StitchesInTime · 30/05/2021 08:37

49. The White Dragon by Anne McCaffrey

One of the Dragonriders of Pern series. This one focuses on Jaxom, who’s being brought up to be Lord Holder of Ruatha, after he accidentally impresses a small albino dragon, Ruth.
At first the general view is that Ruth isn’t a proper dragon and is likely to die young, but Ruth exceeds everyone’s expectations and he and Jaxom have various adventures and eventually uncover the the first human settlement on Pern.

This was one I’ve read before years ago. Jaxom seemed a lot more irritating this time round. There’s a lot of angsting about his woes, although I suppose he is a teenager at the start of the book. Ruth is great though.

50. Eating Less by Gillian Riley

This talks about addictive behaviours around food and gives advice on how to tackle those addictive behaviours.

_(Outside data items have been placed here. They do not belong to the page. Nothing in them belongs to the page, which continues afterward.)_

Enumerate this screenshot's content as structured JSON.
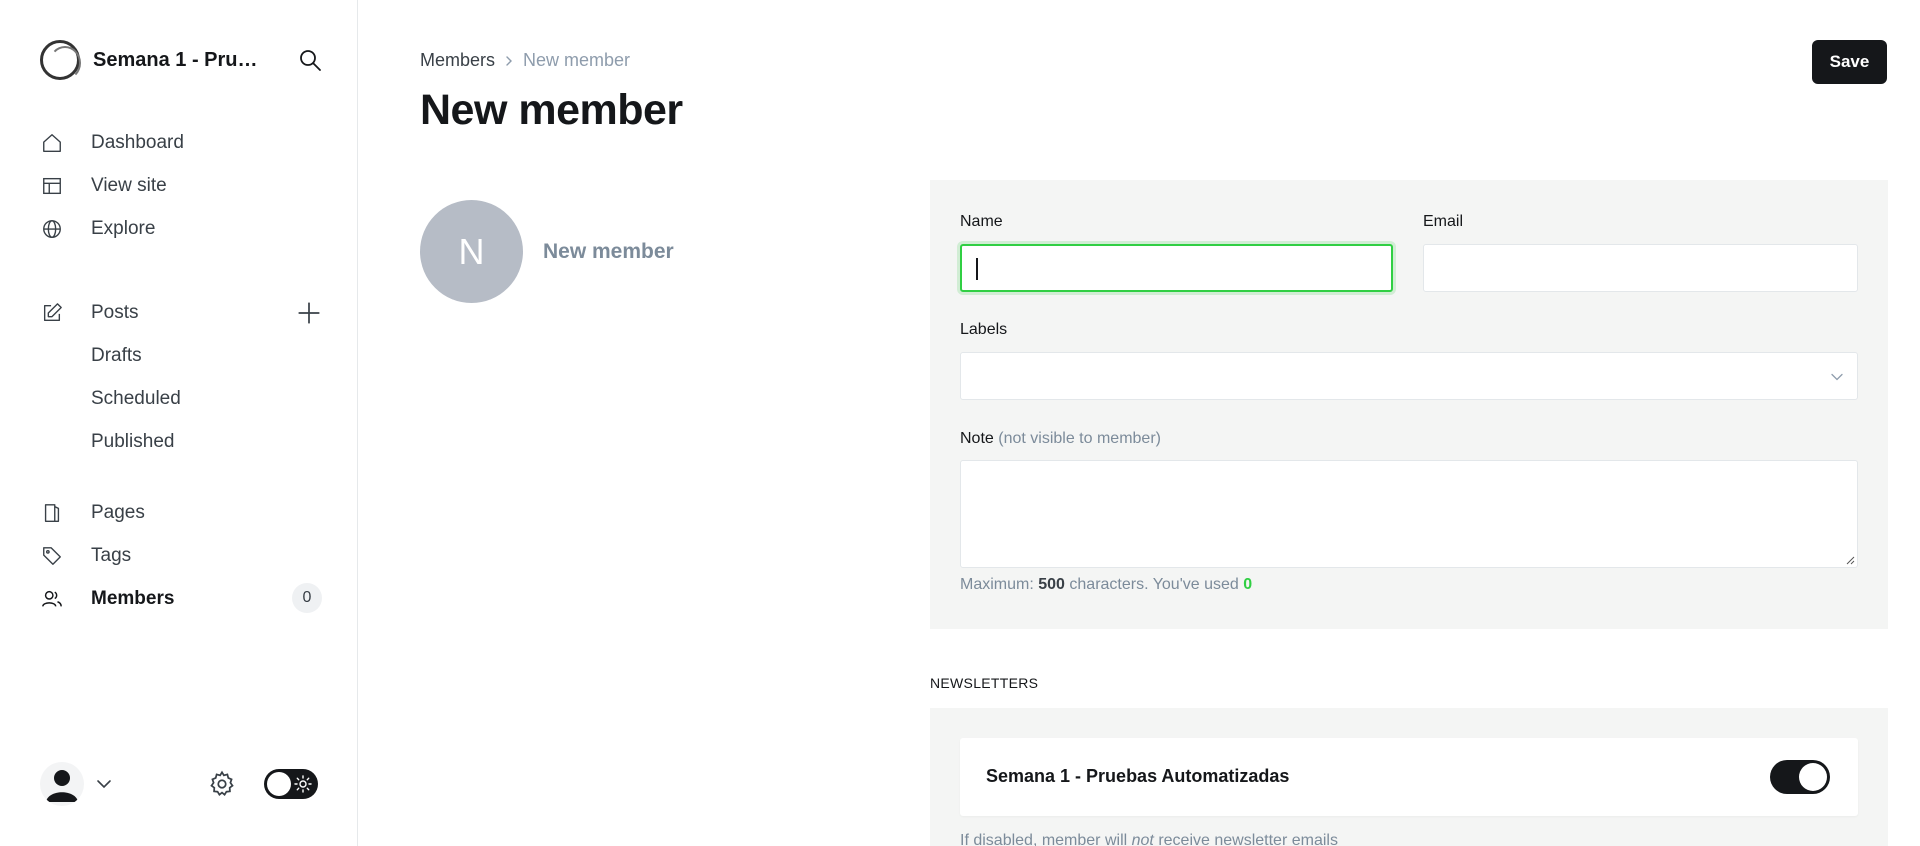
{
  "sidebar": {
    "site_title": "Semana 1 - Pruebas Automatizadas",
    "nav_main": [
      {
        "label": "Dashboard"
      },
      {
        "label": "View site"
      },
      {
        "label": "Explore"
      }
    ],
    "posts": {
      "label": "Posts",
      "sub": [
        {
          "label": "Drafts"
        },
        {
          "label": "Scheduled"
        },
        {
          "label": "Published"
        }
      ]
    },
    "nav_content": [
      {
        "label": "Pages"
      },
      {
        "label": "Tags"
      },
      {
        "label": "Members",
        "count": "0",
        "active": true
      }
    ]
  },
  "header": {
    "breadcrumb": {
      "parent": "Members",
      "current": "New member"
    },
    "title": "New member",
    "save_label": "Save"
  },
  "member_summary": {
    "avatar_initial": "N",
    "name": "New member"
  },
  "form": {
    "name_label": "Name",
    "name_value": "",
    "email_label": "Email",
    "email_value": "",
    "labels_label": "Labels",
    "note_label": "Note",
    "note_hint": "(not visible to member)",
    "note_value": "",
    "char_info_prefix": "Maximum:",
    "char_max": "500",
    "char_info_middle": "characters. You've used",
    "char_used": "0"
  },
  "newsletters": {
    "section_title": "NEWSLETTERS",
    "items": [
      {
        "name": "Semana 1 - Pruebas Automatizadas",
        "enabled": true
      }
    ],
    "hint_before": "If disabled, member will",
    "hint_emphasis": "not",
    "hint_after": "receive newsletter emails"
  },
  "colors": {
    "accent_green": "#30cf43",
    "primary_dark": "#15171a",
    "muted": "#7c8b9a",
    "card_bg": "#f4f5f4"
  }
}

51. Dragondrums by Anne McCaffrey

Another Dragonriders of Pern book.
This one follows Piemur, an apprentice at the Harper Hall. Once his voice breaks, he’s sent up to the drum heights to learn drum signals as a cover story, while really being pressed into service running special errands, which basically boil down to eavesdropping to find out information about the troublesome Oldtimers.
It’s got a more YA feel than The White Dragon and was a quick read. But probably only really worth reading if you want to read more about the Harper Hall.

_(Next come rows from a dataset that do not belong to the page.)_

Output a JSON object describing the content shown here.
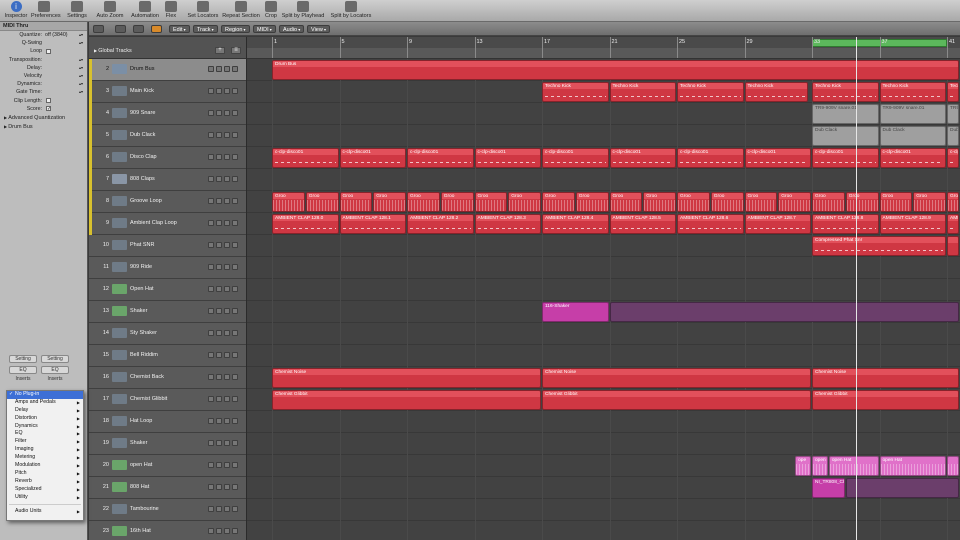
{
  "toolbar": {
    "left": [
      {
        "label": "Inspector",
        "icon": "info-icon"
      },
      {
        "label": "Preferences",
        "icon": "switch-icon"
      },
      {
        "label": "Settings",
        "icon": "settings-icon"
      }
    ],
    "right": [
      {
        "label": "Auto Zoom",
        "icon": "zoom-icon"
      },
      {
        "label": "Automation",
        "icon": "automation-icon"
      },
      {
        "label": "Flex",
        "icon": "flex-icon"
      },
      {
        "label": "Set Locators",
        "icon": "locators-icon"
      },
      {
        "label": "Repeat Section",
        "icon": "repeat-icon"
      },
      {
        "label": "Crop",
        "icon": "crop-icon"
      },
      {
        "label": "Split by Playhead",
        "icon": "split-playhead-icon"
      },
      {
        "label": "Split by Locators",
        "icon": "split-locators-icon"
      }
    ]
  },
  "inspector": {
    "header": "MIDI Thru",
    "rows": [
      {
        "key": "Quantize:",
        "value": "off (3840)"
      },
      {
        "key": "Q-Swing",
        "value": ""
      },
      {
        "key": "Loop",
        "value": "",
        "check": false
      },
      {
        "key": "Transposition:",
        "value": ""
      },
      {
        "key": "Delay:",
        "value": ""
      },
      {
        "key": "Velocity",
        "value": ""
      },
      {
        "key": "Dynamics:",
        "value": ""
      },
      {
        "key": "Gate Time:",
        "value": ""
      },
      {
        "key": "Clip Length:",
        "value": "",
        "check": false
      },
      {
        "key": "Score:",
        "value": "",
        "check": true
      }
    ],
    "advanced": "Advanced Quantization",
    "section": "Drum Bus",
    "strip": {
      "setting": "Setting",
      "eq": "EQ",
      "inserts": "Inserts"
    }
  },
  "plugin_menu": {
    "items": [
      {
        "label": "No Plug-in",
        "selected": true
      },
      {
        "label": "Amps and Pedals",
        "sub": true
      },
      {
        "label": "Delay",
        "sub": true
      },
      {
        "label": "Distortion",
        "sub": true
      },
      {
        "label": "Dynamics",
        "sub": true
      },
      {
        "label": "EQ",
        "sub": true
      },
      {
        "label": "Filter",
        "sub": true
      },
      {
        "label": "Imaging",
        "sub": true
      },
      {
        "label": "Metering",
        "sub": true
      },
      {
        "label": "Modulation",
        "sub": true
      },
      {
        "label": "Pitch",
        "sub": true
      },
      {
        "label": "Reverb",
        "sub": true
      },
      {
        "label": "Specialized",
        "sub": true
      },
      {
        "label": "Utility",
        "sub": true
      }
    ],
    "footer": {
      "label": "Audio Units",
      "sub": true
    }
  },
  "local_menu": [
    "Edit",
    "Track",
    "Region",
    "MIDI",
    "Audio",
    "View"
  ],
  "global_tracks": "Global Tracks",
  "ruler": {
    "bars": [
      "1",
      "5",
      "9",
      "13",
      "17",
      "21",
      "25",
      "29",
      "33",
      "37",
      "41"
    ]
  },
  "tracks": [
    {
      "num": "2",
      "name": "Drum Bus",
      "color": "#d8c12e",
      "type": "bus",
      "selected": true
    },
    {
      "num": "3",
      "name": "Main Kick",
      "color": "#d8c12e",
      "type": "audio"
    },
    {
      "num": "4",
      "name": "909 Snare",
      "color": "#d8c12e",
      "type": "audio"
    },
    {
      "num": "5",
      "name": "Dub Clack",
      "color": "#d8c12e",
      "type": "audio"
    },
    {
      "num": "6",
      "name": "Disco Clap",
      "color": "#d8c12e",
      "type": "audio"
    },
    {
      "num": "7",
      "name": "808 Claps",
      "color": "#d8c12e",
      "type": "synth"
    },
    {
      "num": "8",
      "name": "Groove Loop",
      "color": "#d8c12e",
      "type": "audio"
    },
    {
      "num": "9",
      "name": "Ambient Clap Loop",
      "color": "#d8c12e",
      "type": "audio"
    },
    {
      "num": "10",
      "name": "Phat SNR",
      "color": "",
      "type": "audio"
    },
    {
      "num": "11",
      "name": "909 Ride",
      "color": "",
      "type": "audio"
    },
    {
      "num": "12",
      "name": "Open Hat",
      "color": "",
      "type": "green"
    },
    {
      "num": "13",
      "name": "Shaker",
      "color": "",
      "type": "green"
    },
    {
      "num": "14",
      "name": "Sty Shaker",
      "color": "",
      "type": "audio"
    },
    {
      "num": "15",
      "name": "Bell Riddim",
      "color": "",
      "type": "audio"
    },
    {
      "num": "16",
      "name": "Chemist Back",
      "color": "",
      "type": "audio"
    },
    {
      "num": "17",
      "name": "Chemist Glibbit",
      "color": "",
      "type": "audio"
    },
    {
      "num": "18",
      "name": "Hat Loop",
      "color": "",
      "type": "audio"
    },
    {
      "num": "19",
      "name": "Shaker",
      "color": "",
      "type": "audio"
    },
    {
      "num": "20",
      "name": "open Hat",
      "color": "",
      "type": "green"
    },
    {
      "num": "21",
      "name": "808 Hat",
      "color": "",
      "type": "green"
    },
    {
      "num": "22",
      "name": "Tambourine",
      "color": "",
      "type": "audio"
    },
    {
      "num": "23",
      "name": "16th Hat",
      "color": "",
      "type": "green"
    }
  ],
  "regions": [
    {
      "row": 0,
      "bar_start": 1,
      "bar_end": 45,
      "name": "Drum Bus",
      "style": "red"
    },
    {
      "row": 1,
      "bar_start": 17,
      "bar_end": 21,
      "name": "Techno Kick",
      "style": "red midi"
    },
    {
      "row": 1,
      "bar_start": 21,
      "bar_end": 25,
      "name": "Techno Kick",
      "style": "red midi"
    },
    {
      "row": 1,
      "bar_start": 25,
      "bar_end": 29,
      "name": "Techno Kick",
      "style": "red midi"
    },
    {
      "row": 1,
      "bar_start": 29,
      "bar_end": 32.8,
      "name": "Techno Kick",
      "style": "red midi"
    },
    {
      "row": 1,
      "bar_start": 33,
      "bar_end": 37,
      "name": "Techno Kick",
      "style": "red midi"
    },
    {
      "row": 1,
      "bar_start": 37,
      "bar_end": 41,
      "name": "Techno Kick",
      "style": "red midi"
    },
    {
      "row": 1,
      "bar_start": 41,
      "bar_end": 45,
      "name": "Techno Kick",
      "style": "red midi"
    },
    {
      "row": 2,
      "bar_start": 33,
      "bar_end": 37,
      "name": "TR9-909V snare.01",
      "style": "gray"
    },
    {
      "row": 2,
      "bar_start": 37,
      "bar_end": 41,
      "name": "TR9-909V snare.01",
      "style": "gray"
    },
    {
      "row": 2,
      "bar_start": 41,
      "bar_end": 45,
      "name": "TR9-909V",
      "style": "gray"
    },
    {
      "row": 3,
      "bar_start": 33,
      "bar_end": 37,
      "name": "Dub Clack",
      "style": "gray"
    },
    {
      "row": 3,
      "bar_start": 37,
      "bar_end": 41,
      "name": "Dub Clack",
      "style": "gray"
    },
    {
      "row": 3,
      "bar_start": 41,
      "bar_end": 45,
      "name": "Dub Clack",
      "style": "gray"
    },
    {
      "row": 4,
      "bar_start": 1,
      "bar_end": 5,
      "name": "c-clp-disco01",
      "style": "red midi"
    },
    {
      "row": 4,
      "bar_start": 5,
      "bar_end": 9,
      "name": "c-clp-disco01",
      "style": "red midi"
    },
    {
      "row": 4,
      "bar_start": 9,
      "bar_end": 13,
      "name": "c-clp-disco01",
      "style": "red midi"
    },
    {
      "row": 4,
      "bar_start": 13,
      "bar_end": 17,
      "name": "c-clp-disco01",
      "style": "red midi"
    },
    {
      "row": 4,
      "bar_start": 17,
      "bar_end": 21,
      "name": "c-clp-disco01",
      "style": "red midi"
    },
    {
      "row": 4,
      "bar_start": 21,
      "bar_end": 25,
      "name": "c-clp-disco01",
      "style": "red midi"
    },
    {
      "row": 4,
      "bar_start": 25,
      "bar_end": 29,
      "name": "c-clp-disco01",
      "style": "red midi"
    },
    {
      "row": 4,
      "bar_start": 29,
      "bar_end": 33,
      "name": "c-clp-disco01",
      "style": "red midi"
    },
    {
      "row": 4,
      "bar_start": 33,
      "bar_end": 37,
      "name": "c-clp-disco01",
      "style": "red midi"
    },
    {
      "row": 4,
      "bar_start": 37,
      "bar_end": 41,
      "name": "c-clp-disco01",
      "style": "red midi"
    },
    {
      "row": 4,
      "bar_start": 41,
      "bar_end": 45,
      "name": "c-clp-disco01",
      "style": "red midi"
    },
    {
      "row": 6,
      "bar_start": 1,
      "bar_end": 3,
      "name": "Groo",
      "style": "red wave"
    },
    {
      "row": 6,
      "bar_start": 3,
      "bar_end": 5,
      "name": "Groo",
      "style": "red wave"
    },
    {
      "row": 6,
      "bar_start": 5,
      "bar_end": 7,
      "name": "Groo",
      "style": "red wave"
    },
    {
      "row": 6,
      "bar_start": 7,
      "bar_end": 9,
      "name": "Groo",
      "style": "red wave"
    },
    {
      "row": 6,
      "bar_start": 9,
      "bar_end": 11,
      "name": "Groo",
      "style": "red wave"
    },
    {
      "row": 6,
      "bar_start": 11,
      "bar_end": 13,
      "name": "Groo",
      "style": "red wave"
    },
    {
      "row": 6,
      "bar_start": 13,
      "bar_end": 15,
      "name": "Groo",
      "style": "red wave"
    },
    {
      "row": 6,
      "bar_start": 15,
      "bar_end": 17,
      "name": "Groo",
      "style": "red wave"
    },
    {
      "row": 6,
      "bar_start": 17,
      "bar_end": 19,
      "name": "Groo",
      "style": "red wave"
    },
    {
      "row": 6,
      "bar_start": 19,
      "bar_end": 21,
      "name": "Groo",
      "style": "red wave"
    },
    {
      "row": 6,
      "bar_start": 21,
      "bar_end": 23,
      "name": "Groo",
      "style": "red wave"
    },
    {
      "row": 6,
      "bar_start": 23,
      "bar_end": 25,
      "name": "Groo",
      "style": "red wave"
    },
    {
      "row": 6,
      "bar_start": 25,
      "bar_end": 27,
      "name": "Groo",
      "style": "red wave"
    },
    {
      "row": 6,
      "bar_start": 27,
      "bar_end": 29,
      "name": "Groo",
      "style": "red wave"
    },
    {
      "row": 6,
      "bar_start": 29,
      "bar_end": 31,
      "name": "Groo",
      "style": "red wave"
    },
    {
      "row": 6,
      "bar_start": 31,
      "bar_end": 33,
      "name": "Groo",
      "style": "red wave"
    },
    {
      "row": 6,
      "bar_start": 33,
      "bar_end": 35,
      "name": "Groo",
      "style": "red wave"
    },
    {
      "row": 6,
      "bar_start": 35,
      "bar_end": 37,
      "name": "Groo",
      "style": "red wave"
    },
    {
      "row": 6,
      "bar_start": 37,
      "bar_end": 39,
      "name": "Groo",
      "style": "red wave"
    },
    {
      "row": 6,
      "bar_start": 39,
      "bar_end": 41,
      "name": "Groo",
      "style": "red wave"
    },
    {
      "row": 6,
      "bar_start": 41,
      "bar_end": 43,
      "name": "Groo",
      "style": "red wave"
    },
    {
      "row": 6,
      "bar_start": 43,
      "bar_end": 45,
      "name": "Groo",
      "style": "red wave"
    },
    {
      "row": 7,
      "bar_start": 1,
      "bar_end": 5,
      "name": "AMBIENT CLAP 128.0",
      "style": "red midi"
    },
    {
      "row": 7,
      "bar_start": 5,
      "bar_end": 9,
      "name": "AMBIENT CLAP 128.1",
      "style": "red midi"
    },
    {
      "row": 7,
      "bar_start": 9,
      "bar_end": 13,
      "name": "AMBIENT CLAP 128.2",
      "style": "red midi"
    },
    {
      "row": 7,
      "bar_start": 13,
      "bar_end": 17,
      "name": "AMBIENT CLAP 128.3",
      "style": "red midi"
    },
    {
      "row": 7,
      "bar_start": 17,
      "bar_end": 21,
      "name": "AMBIENT CLAP 128.4",
      "style": "red midi"
    },
    {
      "row": 7,
      "bar_start": 21,
      "bar_end": 25,
      "name": "AMBIENT CLAP 128.5",
      "style": "red midi"
    },
    {
      "row": 7,
      "bar_start": 25,
      "bar_end": 29,
      "name": "AMBIENT CLAP 128.6",
      "style": "red midi"
    },
    {
      "row": 7,
      "bar_start": 29,
      "bar_end": 33,
      "name": "AMBIENT CLAP 128.7",
      "style": "red midi"
    },
    {
      "row": 7,
      "bar_start": 33,
      "bar_end": 37,
      "name": "AMBIENT CLAP 128.8",
      "style": "red midi"
    },
    {
      "row": 7,
      "bar_start": 37,
      "bar_end": 41,
      "name": "AMBIENT CLAP 128.9",
      "style": "red midi"
    },
    {
      "row": 7,
      "bar_start": 41,
      "bar_end": 45,
      "name": "AMBIENT CLA",
      "style": "red midi"
    },
    {
      "row": 8,
      "bar_start": 33,
      "bar_end": 41,
      "name": "Compressed Phat Snr",
      "style": "red midi"
    },
    {
      "row": 8,
      "bar_start": 41,
      "bar_end": 45,
      "name": "",
      "style": "red"
    },
    {
      "row": 11,
      "bar_start": 17,
      "bar_end": 21,
      "name": "116-Shaker",
      "style": "magenta"
    },
    {
      "row": 11,
      "bar_start": 21,
      "bar_end": 45,
      "name": "",
      "style": "dim"
    },
    {
      "row": 14,
      "bar_start": 1,
      "bar_end": 17,
      "name": "Chemist Noise",
      "style": "red"
    },
    {
      "row": 14,
      "bar_start": 17,
      "bar_end": 33,
      "name": "Chemist Noise",
      "style": "red"
    },
    {
      "row": 14,
      "bar_start": 33,
      "bar_end": 45,
      "name": "Chemist Noise",
      "style": "red"
    },
    {
      "row": 15,
      "bar_start": 1,
      "bar_end": 17,
      "name": "Chemist Glibbit",
      "style": "red"
    },
    {
      "row": 15,
      "bar_start": 17,
      "bar_end": 33,
      "name": "Chemist Glibbit",
      "style": "red"
    },
    {
      "row": 15,
      "bar_start": 33,
      "bar_end": 45,
      "name": "Chemist Glibbit",
      "style": "red"
    },
    {
      "row": 18,
      "bar_start": 32,
      "bar_end": 33,
      "name": "ope",
      "style": "pink wave"
    },
    {
      "row": 18,
      "bar_start": 33,
      "bar_end": 34,
      "name": "open",
      "style": "pink wave"
    },
    {
      "row": 18,
      "bar_start": 34,
      "bar_end": 37,
      "name": "open Hat",
      "style": "pink wave"
    },
    {
      "row": 18,
      "bar_start": 37,
      "bar_end": 41,
      "name": "open Hat",
      "style": "pink wave"
    },
    {
      "row": 18,
      "bar_start": 41,
      "bar_end": 45,
      "name": "",
      "style": "pink wave"
    },
    {
      "row": 19,
      "bar_start": 33,
      "bar_end": 35,
      "name": "NI_TR808_ClHat1",
      "style": "magenta"
    },
    {
      "row": 19,
      "bar_start": 35,
      "bar_end": 45,
      "name": "",
      "style": "dim"
    }
  ],
  "cycle": {
    "bar_start": 33,
    "bar_end": 41
  },
  "playhead_bar": 35.6
}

Hushabyelullaby · 30/05/2021 09:00

41. Fighting for your Life, A paramedics story - Lysa Walder

This is a true account of what it's like being a paramedic on the front line (pre COVID-19), in central London. This is nothing like Adam Kay's This is going to Hurt for people to didn't like that one.

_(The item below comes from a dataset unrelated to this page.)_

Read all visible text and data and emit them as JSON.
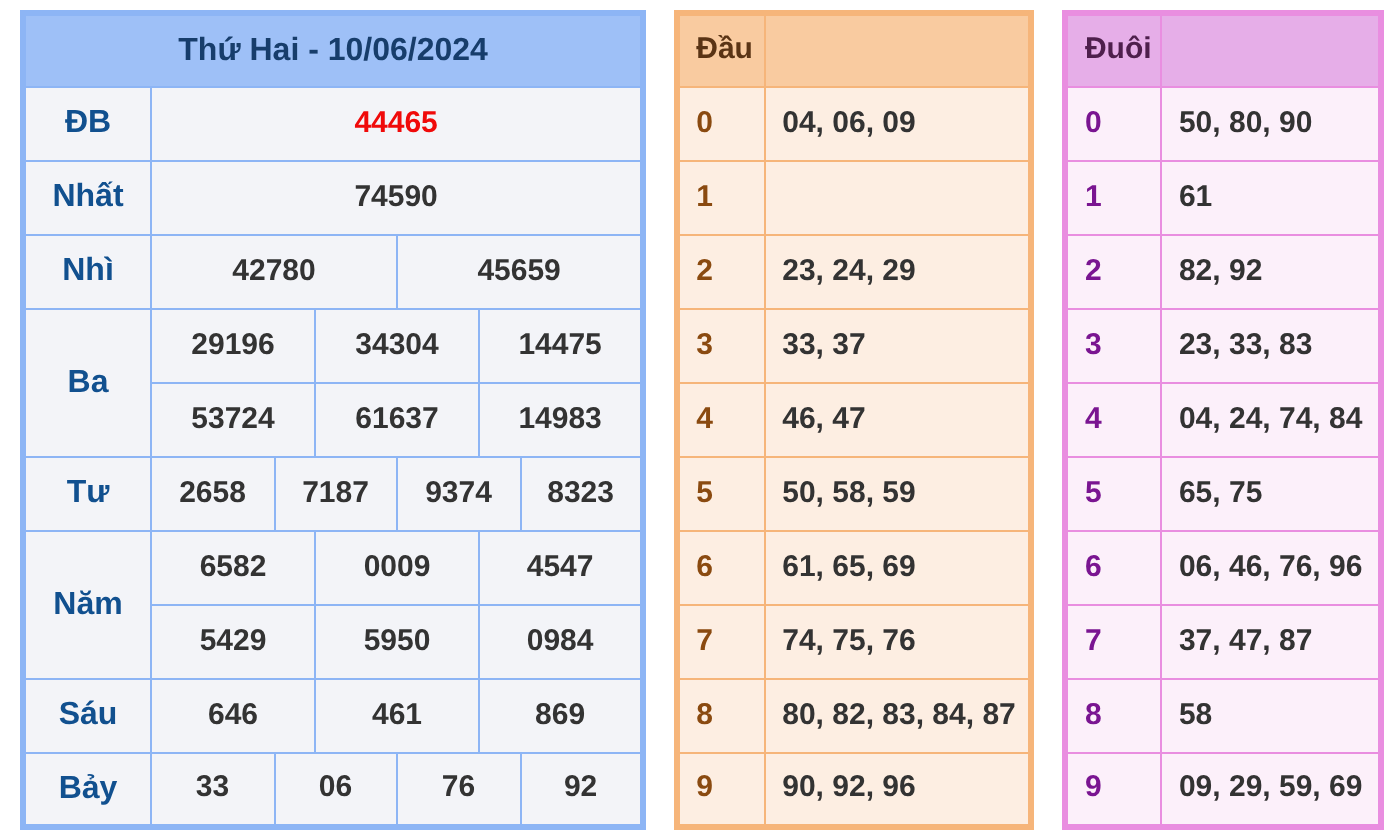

I found it fascinating, it really gives you an insight into life as a paramedic and what they have to deal with.

It's sad, funny, and makes you frustrated and annoyed for the trivial things people call 999 for (can't find Homebase, a woman haemorrhaging from a cut, which turns out to be a paper cut).

SapatSea · 30/05/2021 09:58

@Boiledeggandtoast - Thanks for the review on the The Adventures of Miss Barbara Pym been on my wishlist. Sounds flawed but interesting.

Terpsichore · 30/05/2021 12:45

Also looking forward to the Barbara Pym biog - thanks for the review, boiledegg. It's my birthday soon and I know Dh has bought it for me (because I asked him to!).

Boiledeggandtoast · 30/05/2021 12:55

SapatSea and Terpsichore I hope you enjoy it and would be interested to hear your thoughts in due course.

Tanaqui · 30/05/2021 14:58
  1. An Instance of the Fingerpost by Iain Pears. Clever historical novel with four narrators covering roughly the same events, which include a woman hanged for a crime she possibly didn't commit. Many of the characters are real historical figures (Locke and Boyle were the two I recognised), and there is an excellent sense of time and place- at one point I forgot I wasn't reading actual writing from 300 years ago; but unfortunately that was the most boring part so maybe not a compliment! I liked the first and last sections best, but if I had known how clever and complex the plot was going to be, I would have paid more attention to events and minor characters at the beginning, and then I might have enjoyed the middle more- I am tempted to read it again to see how it works now I know the ending! Would definitely recommend.
EineReiseDurchDieZeit · 30/05/2021 16:14
  1. An Unsuitable Job For A Woman by PD James

Cordelia Grey inherits a detective agency at the suicide of her partner.

She is then called upon to investigate the suicide of Sir Roger Callender's heir

Not keen on PD James and especially not after the insult to literature that is Death Comes To Pemberley but I found this readable and quite quaint in a good way and it's been on my TBR for years.

Has one of those "resolution hysteria" endings, were characters who've hitherto appeared rather normal suddenly become hysteric, shrieking cliches, or coldly psychopathic that is often found present in whodunnits

Wouldnt rush for another Grey book ( if there are more) but wouldn't turn a free one down either.